Pybrain simple feedforward network not outputting expected values


I am trying to use pybrain to output rgb values. The input layer takes an array of rgb values, and all hidden layers are linear models. I would have expected the network to output rgb values. However, the output of this network turns out to be an array of values that are no where near within the range of 0:255. The images are about 25 different .jpg images of a bull. Each image is a flattened array of length 575280. I was hoping the network would converge on an image that ends up resembling a bull.

import numpy as np
from pybrain.structure import FeedForwardNetwork, LinearLayer, SigmoidLayer, GaussianLayer, TanhLayer
from pybrain.structure import FullConnection, BiasUnit
import testabull

bull_x = 510
bull_y = 398
bull_flat = 575280

n = FeedForwardNetwork()

bias_unit = BiasUnit()
in_layer = LinearLayer(bull_flat)
hidden_A = LinearLayer(5)
hidden_B = LinearLayer(10)
out_layer = LinearLayer(bull_flat)

n.addInputModule(in_layer)
n.addModule(hidden_A)
n.addModule(hidden_B)
n.addOutputModule(out_layer)
n.addModule(bias_unit)

in_to_hidden = FullConnection(in_layer, hidden_A)
hidden_to_hidden = FullConnection(hidden_A, hidden_B)
hidden_to_out = FullConnection(hidden_B, out_layer)
bias_to_hidden = FullConnection(hidden_B, out_layer)

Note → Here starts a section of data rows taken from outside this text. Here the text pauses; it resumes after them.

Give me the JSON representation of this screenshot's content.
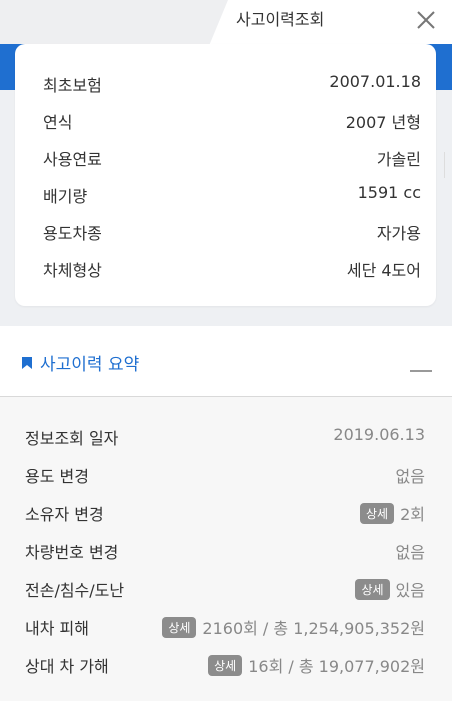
{
  "header": {
    "title": "사고이력조회"
  },
  "info": [
    {
      "label": "최초보험",
      "value": "2007.01.18"
    },
    {
      "label": "연식",
      "value": "2007 년형"
    },
    {
      "label": "사용연료",
      "value": "가솔린"
    },
    {
      "label": "배기량",
      "value": "1591 cc"
    },
    {
      "label": "용도차종",
      "value": "자가용"
    },
    {
      "label": "차체형상",
      "value": "세단 4도어"
    }
  ],
  "summary": {
    "title": "사고이력 요약",
    "badge_label": "상세",
    "rows": [
      {
        "label": "정보조회 일자",
        "value": "2019.06.13"
      },
      {
        "label": "용도 변경",
        "value": "없음"
      },
      {
        "label": "소유자 변경",
        "value": "2회"
      },
      {
        "label": "차량번호 변경",
        "value": "없음"
      },
      {
        "label": "전손/침수/도난",
        "value": "있음"
      },
      {
        "label": "내차 피해",
        "value": "2160회 / 총 1,254,905,352원"
      },
      {
        "label": "상대 차 가해",
        "value": "16회 / 총 19,077,902원"
      }
    ]
  },
  "colors": {
    "accent": "#1f6fd0",
    "badge": "#8c8c8c",
    "panel_bg": "#eef0f3"
  }
}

n.addConnection(in_to_hidden)
n.addConnection(hidden_to_hidden)
n.addConnection(bias_to_hidden)
n.addConnection(hidden_to_out)

n.sortModules()


bull_img_array = testabull.crop_the_bull_images('../../imgs/thebull/')

trainable_array = [] ## an array of flattened images
for im in bull_img_array:
    flat_im = np.array(im).flatten()
    trainable_array.append(flat_im)

print n
print n.activate(trainable_array[0])

output = None
for a in trainable_array:
    output = n.activate(a)
print output, len(output) 

If anyone has any tips I would be very greatful.


Solution

  • First off there are two issues here, one you need to scale your outputs between 0 and 255. You can do this with some transformation afterwards. By taking the max and min value, then transposing between 0 and 255.

    On the other hand this network will likely not learn what you'd like it to, your hidden layers are using Linear Layers. This is not very useful, as the weights themselves form a linear transformation. You'll essentially end up with a linear function. ftp://ftp.sas.com/pub/neural/FAQ2.html#A_act

    I would recommend using a SigmoidLayer for your hidden layers, this of course squashes the values between 0 and 1. You can correct this in the output layer by multiplying by 255. Either via a fixed layer or just transforming the values afterwards.